Tatsache ist, dass fast jeder denkt, nicht gut genug zu sein und dass es vor allem im Medizinstudium nicht wirklich viel Lob gibt, dass die alte Schule mit „keine Kritik ist Lob genug“ weiterhin Standard ist und dass mentale Gesundheit oder Zweifel wenig Platz in der Öffentlichkeit haben.

In meiner letzten Famulatur hatte ich ein anderes Erlebnis. Neben der Tatsache, dass ich dort eine wunderbare Freundin fand, die ebenfalls mit mir dort Famulatur gemacht hat, habe ich einen Oberarzt kennengelernt, der uns an jedem Tag zeigen wollte, was wir eigentlich bereits können. In jedem Tutorium ließ er uns ausreden und lobte uns anschließend. Ich redete über Sorgen, Zweifel, Gedanken und Ängste über das PJ in zwei Jahren. Und anstatt es zu belächeln oder mir zu sagen, dass ich dann wohl nicht für das Studium gemacht bin, bekam ich die Antwort, dass es vielen so geht, es aber wenige aussprechen und dass die meisten Ärzte aus Routine wissen, was sie machen müssen und was nicht.

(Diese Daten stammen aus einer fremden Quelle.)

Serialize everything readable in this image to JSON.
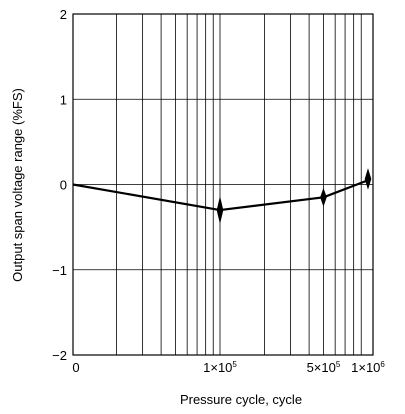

Und während andere sich auf Famulaturen freuen, haben andere Sorgen, nicht das zu zeigen, was sie können - oder das zu zeigen, was sie nicht können.

Dasselbe Gefühl hatte ich auch in meiner Doktorarbeit. Zu Anfang war ich voller Optimismus und Enthusiasmus und dann kamen Phasen, an denen ich kräftezerrend weitergemacht habe. Währenddessen habe ich so viele Studierende gesehen, die mir bewusst nur ihre eine Seite gezeigt haben: voller Erfolge und fröhlicher Momente. Ein befreundeter Medizinstudent hat mir dann in einer diesen Phasen eine kleine Anekdote erzählt, von der Kommilitonin, die weinend auf der Parkbank saß, weil sie dachte, das alles in sich zusammenfällt und sie es nie schafft. Und sie es trotzdem geschafft hat.

Zweifel sind keine schönen Gefühle, aber sie sollten genug Raum haben, um sich mit ihnen befassen zu dürfen. Vielleicht gibt es die perfekten Medizinstudierenden, die nie an sich zweifeln und jede Prüfung mit Bravour bestehen und jede Doktorarbeit im Schlaf schreiben – nur kenne ich tatsächlich keinen davon.
Selbst bei Menschen, bei denen ich genau das dachte, stellte ich später fest, dass sie es mir am Anfang nur nicht gesagt haben. Ängste, Sorgen und Misserfolge – sie gehören zum Studium einfach dazu.
Genauso wie sie zum Leben dazugehören.
Genauso, wie jeder diesen einen Ort haben sollte, an dem er Tränen und Zweifel zeigen kann, bis er sich daran erinnert, was er schon alles geschafft hat –und noch so vieles schaffen wird.